DB : Un autre élément crucial est la supervision de l’IA. La CNDP (Commission Nationale pour la Protection des Données) a été désignée comme autorité de contrôle, mais définir les mécanismes de suivi et les appliquer reste un défi. Comme pour le RGPD en 2018, la régulation de l’IA est nouvelle et la technologie évolue rapidement ; chaque jour, de nouvelles applications et modèles apparaissent, confrontant les autorités à la question de savoir comment imposer efficacement la régulation. Ce défi n’est pas propre au Luxembourg, il concerne tous les organismes de contrôle au niveau mondial.
Comment PwC accompagne-t-il les organisations du secteur public luxembourgeois dans la mise en œuvre de leur stratégie en matière d’IA ?
DB : Nous avons un avantage certain grâce à notre expérience précoce avec l’intelligence artificielle. Nous avons été parmi les premiers au Luxembourg à tester et déployer des applications IA, donnant à nos équipes l’opportunité de comprendre ce qui fonctionne ou pas et quelles mesures de sécurité et de protection des données sont nécessaires.

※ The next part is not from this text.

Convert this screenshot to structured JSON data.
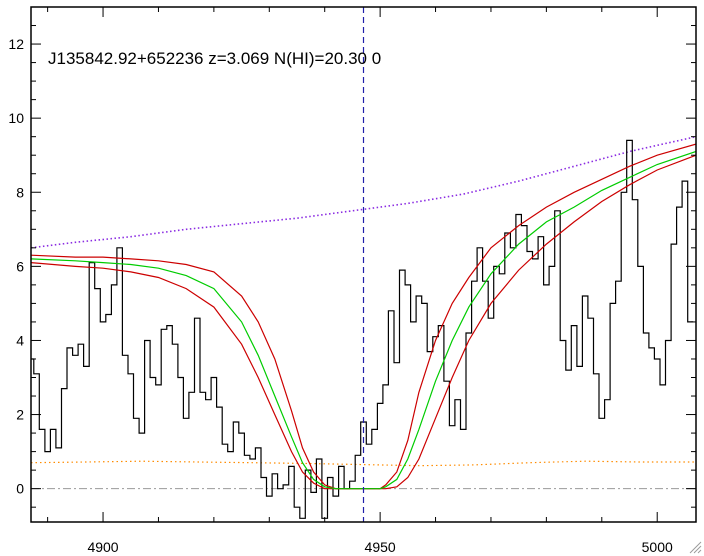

Cela nous permet aujourd’hui de conseiller efficacement des organisations, puisque nous avons déjà rencontré et résolu les mêmes questions auxquelles elles sont confrontées. Un autre atout est notre réseau global. PwC est connecté à des équipes du monde entier qui travaillent sur des projets d’IA similaires. Nous échangeons sur les tendances, les bonnes pratiques, les technologies déployées ailleurs et analysons lesquelles pourraient être adaptées au contexte luxembourgeois.
AB : Nous avons déjà travaillé avec le secteur public, tant au niveau local qu’international. Au Luxembourg, nous avons soutenu l’initiative AI4Gov, en collaboration avec plusieurs administrations ces dernières années, pour tester certaines applications IA. Nous avons aussi été impliqués dans la conformité réglementaire en aidant une agence européenne à mettre en place la gouvernance nécessaire pour respecter l’AI Act européen.
DB : Nous disposons également de notre propre GenAI Business Center, un centre où nous accueillons nos clients pour les aider à adapter leur stratégie, identifier des cas d’usage concrets et les accompagner dans la gouvernance de l’IA. Cela nous permet de co-créer, d’échanger et de montrer des exemples tangibles, adaptés aux besoins des organisations.